After trying to host Git repositories on a VPS, I have decided to sign up a private GitHub account for personal use. I tried Gitea first, and then its parent, Gogs. I managed to run Gogs and access its repositories via SSH, but its quality was not satisfactory. Even though the user interface of Gogs tries to mimic that of GitHub, it is poorly implemented. It raises several unnecessary warnings, and it is not responsive. It also lacks a way to authenticate an entire site. It would be nice if it allows only authenticated users to view repositories, but it just supports private repositories.

And all the other self-hosting options don’t look attractive. GitLab CE requires too much resource to run on a VPS. Other solutions are not as polished as GitHub.

I just want a GitHub, i.e. a repository hosting service that looks like GitHub, for making experiments and developing projects in private. GitHub already offers one for $7 / month. It is the GitHub and still inexpensive. It seems to be an obvious solution. Therefore I signed up for it.

I already had a free GitHub account, but instead of upgrading it, I signed up for a new one. I used the previous account for contributions (only little contributions, but any history matters), and I didn’t want mess it with personal experiments. I believe it is a good idea to make experiments in an isolated breakable environment.

Creating a GitHub account

Create a new account on GitHub as everyone does.

Configuration and Usage

SSH configuration for multiple GitHub accounts

In order to interact with multiple GitHub accounts over SSH from one computer, you have to tweak your SSH configuration and also edit your remote repository URLs. This workaround is explained in several places like this blog post or this gist, so I recommend that you should read through one of them.

Basically, you have to generate SSH key pairs for different GitHub accounts and declare them in your ~/.ssh/config. I put the following content in my SSH client configuration:

# my new github account
  IdentityFile ~/.ssh/jingsi

# my original github account
Host github-oss
  IdentityFile ~/.ssh/id_rsa

In this setup, I can access my new GitHub account just as in the normal workflow. In order to push commits to a repository of my previous account, I have to rewrite its remote URL from to github-oss. My new account is the default at home.

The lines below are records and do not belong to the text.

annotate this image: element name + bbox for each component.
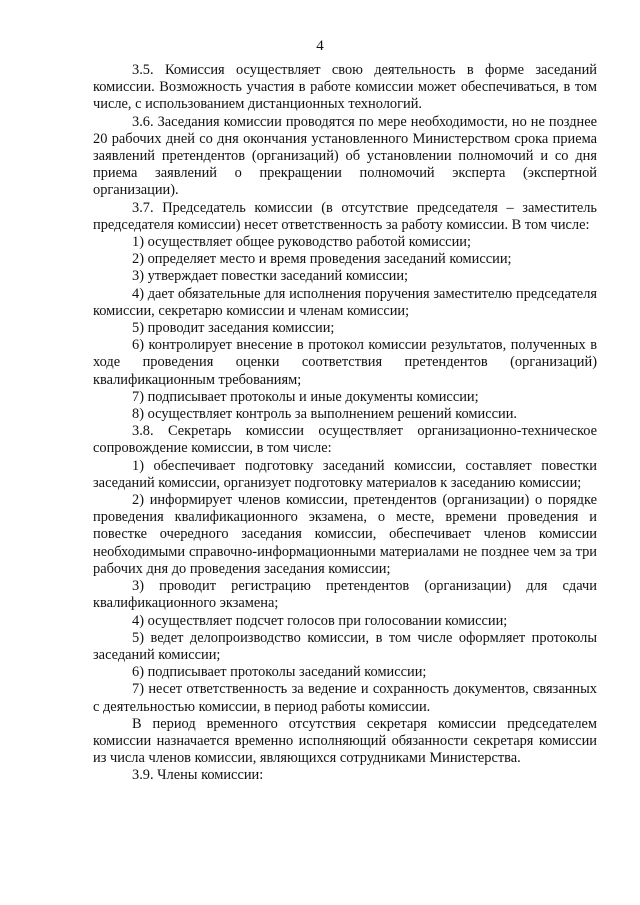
secretary-duty-item: 4) осуществляет подсчет голосов при голосовании комиссии; [132,612,508,629]
chair-duty-item: 2) определяет место и время проведения заседаний комиссии; [132,251,512,268]
chair-duty-item: 5) проводит заседания комиссии; [132,320,335,337]
secretary-duty-item: 1) обеспечивает подготовку заседаний комиссии, составляет повестки заседаний комиссии, организует подготовку материалов к заседанию комиссии; [93,457,597,491]
paragraph-3-9: 3.9. Члены комиссии: [132,767,264,784]
paragraph-3-7: 3.7. Председатель комиссии (в отсутствие председателя – заместитель председателя комиссии) несет ответственность за работу комиссии. В том числе: [93,199,597,233]
chair-duty-item: 3) утверждает повестки заседаний комиссии; [132,268,409,285]
secretary-duty-item: 7) несет ответственность за ведение и сохранность документов, связанных с деятельностью комиссии, в период работы комиссии. [93,681,597,715]
document-body [93,62,597,785]
chair-duty-item: 4) дает обязательные для исполнения поручения заместителю председателя комиссии, секретарю комиссии и членам комиссии; [93,285,597,319]
secretary-duty-item: 3) проводит регистрацию претендентов (организации) для сдачи квалификационного экзамена; [93,578,597,612]
chair-duty-item: 8) осуществляет контроль за выполнением решений комиссии. [132,406,517,423]
chair-duty-item: 6) контролирует внесение в протокол комиссии результатов, полученных в ходе проведения оценки соответствия претендентов (организаций) квалификационным требованиям; [93,337,597,388]
secretary-duty-item: 2) информирует членов комиссии, претендентов (организации) о порядке проведения квалификационного экзамена, о месте, времени проведения и повестке очередного заседания комиссии, обеспечивает членов комиссии необходимыми справочно-информационными материалами не позднее чем за три рабочих дня до проведения заседания комиссии; [93,492,597,577]
page-number: 4 [316,38,324,54]
secretary-duty-item: 5) ведет делопроизводство комиссии, в том числе оформляет протоколы заседаний комиссии; [93,629,597,663]
paragraph-3-8: 3.8. Секретарь комиссии осуществляет организационно-техническое сопровождение комиссии, в том числе: [93,423,597,457]
secretary-absence-paragraph: В период временного отсутствия секретаря комиссии председателем комиссии назначается временно исполняющий обязанности секретаря комиссии из числа членов комиссии, являющихся сотрудниками Министерства. [93,715,597,767]
chair-duty-item: 7) подписывает протоколы и иные документы комиссии; [132,388,479,405]
secretary-duty-item: 6) подписывает протоколы заседаний комиссии; [132,664,427,681]
paragraph-3-6: 3.6. Заседания комиссии проводятся по мере необходимости, но не позднее 20 рабочих дней со дня окончания установленного Министерством срока приема заявлений претендентов (организаций) об установлении полномочий и со дня приема заявлений о прекращении полномочий эксперта (экспертной организации). [93,113,597,199]
paragraph-3-5: 3.5. Комиссия осуществляет свою деятельность в форме заседаний комиссии. Возможность участия в работе комиссии может обеспечиваться, в том числе, с использованием дистанционных технологий. [93,62,597,113]
chair-duty-item: 1) осуществляет общее руководство работой комиссии; [132,234,471,251]
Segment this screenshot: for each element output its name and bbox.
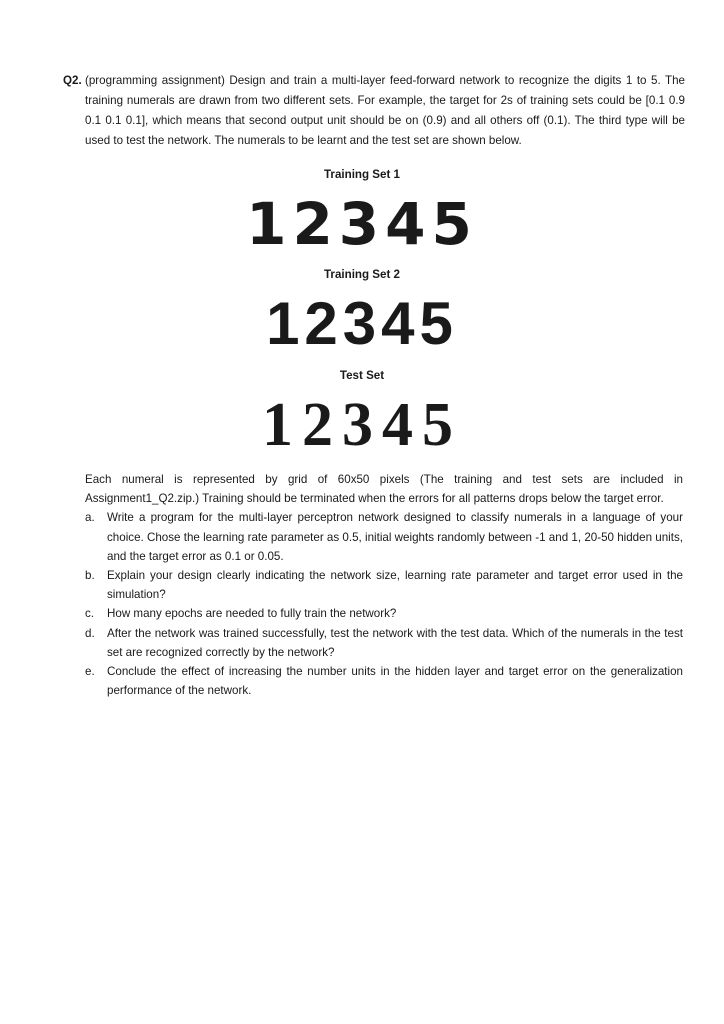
question-block	[63, 71, 685, 151]
task-text: After the network was trained successfully, test the network with the test data. Which of the numerals in the test set are recognized correctly by the network?	[107, 626, 683, 659]
test-set	[0, 368, 724, 459]
task-item-a	[85, 508, 683, 566]
task-letter: e.	[85, 665, 95, 679]
assignment-body	[85, 470, 683, 700]
training-set-2	[0, 267, 724, 357]
task-text: Explain your design clearly indicating the network size, learning rate parameter and target error used in the simulation?	[107, 569, 683, 602]
task-letter: a.	[85, 511, 95, 525]
task-text: Write a program for the multi-layer perceptron network designed to classify numerals in a language of your choice. Chose the learning rate parameter as 0.5, initial weights randomly between -1 and 1, 20-50 hidden units, and the target error as 0.1 or 0.05.	[107, 511, 683, 563]
training-set-1-title: Training Set 1	[323, 168, 401, 181]
question-line	[63, 71, 685, 151]
task-text: How many epochs are needed to fully train the network?	[107, 607, 397, 621]
task-list	[85, 508, 683, 700]
task-letter: b.	[85, 569, 95, 583]
training-set-1	[0, 167, 724, 258]
training-set-2-digits: 12345	[266, 290, 458, 357]
task-letter: c.	[85, 607, 95, 621]
task-item-d	[85, 624, 683, 662]
task-item-b	[85, 566, 683, 604]
task-item-c	[85, 604, 683, 623]
question-intro: (programming assignment) Design and train a multi-layer feed-forward network to recognize the digits 1 to 5. The training numerals are drawn from two different sets. For example, the target for 2s of training sets could be [0.1 0.9 0.1 0.1 0.1], which means that second output unit should be on (0.9) and all others off (0.1). The third type will be used to test the network. The numerals to be learnt and the test set are shown below.	[85, 74, 685, 147]
test-set-digits: 12345	[262, 391, 462, 459]
task-letter: d.	[85, 626, 95, 640]
task-item-e	[85, 662, 683, 700]
training-set-2-title: Training Set 2	[323, 268, 401, 281]
task-text: Conclude the effect of increasing the number units in the hidden layer and target error on the generalization performance of the network.	[107, 665, 683, 698]
training-set-1-digits: 12345	[246, 190, 478, 258]
question-number: Q2.	[63, 74, 82, 87]
description-paragraph: Each numeral is represented by grid of 60x50 pixels (The training and test sets are included in Assignment1_Q2.zip.) Training should be terminated when the errors for all patterns drops below the target error.	[85, 473, 683, 506]
test-set-title: Test Set	[339, 369, 385, 382]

Using hub to create a remote repository

hub is a command line program that adds support for GitHub to git command. You can use it by aliasing git command to hub in your shell profile:

alias git=hub

hub has an additional command create which creates a repository on GitHub (and add it as a remote of the local repository). Its synopsis is defined as follows:

git create [NAME] [-p] [-d DESCRIPTION] [-h HOMEPAGE]

A few notes on its usage:

  • The repository name (NAME) is optional. If it is omitted, it defaults to the current working directory name.
  • You can make the remote repository private by specifying -p option.

For details, read the man page of hub.

Making a new repository private by default

During my experiments, I want to make my repositories private by default.

I looked for an option to make -p (private repository) flag the default, but it turned out that it was not supported.

Instead, I defined an alias in my global git config (~/.config/git/config):

	save = "!hub create -p $@"

That is, you can create a private repository using git save command. In fact, this is a safer way, as you just fail to create a remote repository with this command if the alias is not defined. If you rely on default options, there is a risk of misbehavior on a machine where your configuration file is not installed. Then, repositories are created as public, and you may not notice it for a long time, which can be a little shame… I don’t want such a situation to happen.

Using multiple accounts is not supported by hub

Unfortunately, you cannot create repositories on different GitHub accounts using hub create from the same computer. “The same computer” means the same user on a single computer in this context. I am looking for a solution/workaround, but I have not reached one. You can anyway create a repository via the web site of GitHub, and you can interact with the GitHub server using plain git commands after rewriting repository URLs, so this is not a fatal issue.


GitHub is the most popular code hosing service in the world. You can host unlimited public repositories for free, and its paid plan for private repositories is affordable for personal use.

With the SSH workaround, you can even push commits to multiple GitHub accounts from a single computer. However, it does not work when you interact with GitHub using hub client. In that case, you can stick with workflow with normal git commands.